Sometimes the limits of known leachables set by regulators are controversial, as illustrated by the debate over BPA. Scientists such as biomedical researcher Wade Welshons of the University of Missouri, Columbia, argue that their data show that both FDA’s and the European Commission’s allowable level of the molecule in food can cause endocrine disruption in humans and that regulators have been basing their decisions on just four industry-sponsored studies. Regulators and industry continue to argue that BPA is present in food packaging at levels that are safe and that they base their evaluation on sound science.

Others say that regulators approach the study of risk too narrowly. In particular, regulators evaluate the risk associated with individual leachable chemicals in isolation. This approach neglects the possibility that if humans are exposed to low doses of several chemicals that affect the same organ in the body, the combination may induce harmful effects, even if they are present below their “no-effect concentration” as individual chemicals, says Jane Muncke, a toxicologist at Switzerland-based glass-container supplier Emhart Glass. “New approaches need to be put in place to characterize whole-packaging toxicity—including printing inks, adhesives, and secondary packaging—to understand what consumers are actually being exposed to and whether there is a safety issue,” Muncke notes.

In addition, there is concern about the increasing use of nanotechnology in packaging to improve structural integrity and detect and kill microbes. Regulators lack the tools to characterize and detect such nanoscale materials as well as the materials’ impact on biological systems (C&EN, Oct. 6, 2008, page 38).
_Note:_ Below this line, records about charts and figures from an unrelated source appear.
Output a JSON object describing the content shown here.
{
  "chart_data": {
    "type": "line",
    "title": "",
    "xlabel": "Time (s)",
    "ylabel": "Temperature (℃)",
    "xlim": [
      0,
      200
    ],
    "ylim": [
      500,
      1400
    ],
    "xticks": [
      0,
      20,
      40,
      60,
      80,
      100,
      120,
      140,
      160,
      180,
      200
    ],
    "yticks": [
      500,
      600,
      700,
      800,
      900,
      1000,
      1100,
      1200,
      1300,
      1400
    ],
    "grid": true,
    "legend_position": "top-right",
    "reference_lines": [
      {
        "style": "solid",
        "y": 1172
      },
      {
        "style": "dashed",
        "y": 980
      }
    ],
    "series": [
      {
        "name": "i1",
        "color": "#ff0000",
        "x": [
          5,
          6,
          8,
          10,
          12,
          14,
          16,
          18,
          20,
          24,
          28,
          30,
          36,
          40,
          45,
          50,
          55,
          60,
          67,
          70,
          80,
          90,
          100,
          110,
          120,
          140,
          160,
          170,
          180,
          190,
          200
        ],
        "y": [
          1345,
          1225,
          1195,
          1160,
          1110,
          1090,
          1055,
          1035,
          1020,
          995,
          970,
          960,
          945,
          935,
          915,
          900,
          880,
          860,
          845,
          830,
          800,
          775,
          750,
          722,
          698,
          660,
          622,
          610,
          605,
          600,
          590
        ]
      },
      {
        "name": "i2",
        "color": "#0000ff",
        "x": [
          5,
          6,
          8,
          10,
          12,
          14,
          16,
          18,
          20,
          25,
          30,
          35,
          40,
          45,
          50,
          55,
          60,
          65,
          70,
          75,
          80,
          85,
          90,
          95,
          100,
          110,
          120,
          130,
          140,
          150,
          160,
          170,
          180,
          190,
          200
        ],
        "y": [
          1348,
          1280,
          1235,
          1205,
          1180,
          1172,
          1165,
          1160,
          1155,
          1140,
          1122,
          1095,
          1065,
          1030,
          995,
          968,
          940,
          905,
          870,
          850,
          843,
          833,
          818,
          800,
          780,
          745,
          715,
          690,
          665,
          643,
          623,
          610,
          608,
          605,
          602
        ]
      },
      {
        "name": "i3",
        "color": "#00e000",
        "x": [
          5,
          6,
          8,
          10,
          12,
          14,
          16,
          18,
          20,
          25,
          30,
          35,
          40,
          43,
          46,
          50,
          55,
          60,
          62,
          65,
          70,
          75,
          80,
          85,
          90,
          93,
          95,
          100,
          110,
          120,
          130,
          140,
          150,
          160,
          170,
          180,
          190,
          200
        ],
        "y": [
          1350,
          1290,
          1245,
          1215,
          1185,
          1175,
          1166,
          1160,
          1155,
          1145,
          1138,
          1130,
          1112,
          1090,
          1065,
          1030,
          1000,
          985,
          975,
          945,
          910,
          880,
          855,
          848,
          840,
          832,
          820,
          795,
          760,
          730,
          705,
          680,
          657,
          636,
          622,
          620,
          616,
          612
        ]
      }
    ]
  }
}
At the same time, those producing packaging are looking at ways to reduce leachables. For example, one way the rubber industry has dealt with problematic leachables is to give rubber a bath. These extraction baths take away a majority of chemicals of concern before the rubber passes on to the manufacturing stage, Valois Pharmaceuticals’ Williams says. Other firms coat rubber with polytetrafluoroethylene to block leaching or use rubber-curing agents such as peroxide that reduce leaching. Some researchers, such as Judit E. Puskas, a polymer scientist at the University of Akron, are developing thermoplastic elastomers that self-assemble by physical forces. This means there is no need to add rubber-processing chemicals that could later leach out, Puskas says.

To prevent ink leaching, some companies are developing higher molecular weight, polymerized, or cross-linked ink components. But the formulation of these decreased-migration inks is typically “a carefully preserved secret,” Jahn said at the conference in Barcelona. Other manufacturers opt to insert a metal foil layer as a physical barrier to ink migration. Although this may successfully block the migration of ink components, adhesives used to stick the foil in place may also be a source of leachables, Jahn warned.

Glass can also play an important role as a physical barrier. For example, to prevent leaching from polyethylene teraphthalate, a plastic that is sometimes used to store wine, some companies use chemical vapor deposition to add a layer of silicon oxide glass in between the plastic and the wine.

The packaging industry is also coming up with new ingredients and additives that leach less but do the same job. For example, after the EU banned the use of di(2-ethylhexyl) phthalate plasticizers in baby toys in 2005, companies developed a cornucopia of substitutes such as pentanediol diiso­butyrates, cyclohexanedicarboxylic acid esters, and monostearate derivatives.

The common feature of all potential solutions to the leachables problem is that they cost money—sometimes several times the price of the components they replace. It remains to be seen whether consumers are willing to pay more for expensive packaging that reduces leaching into their food and drugs.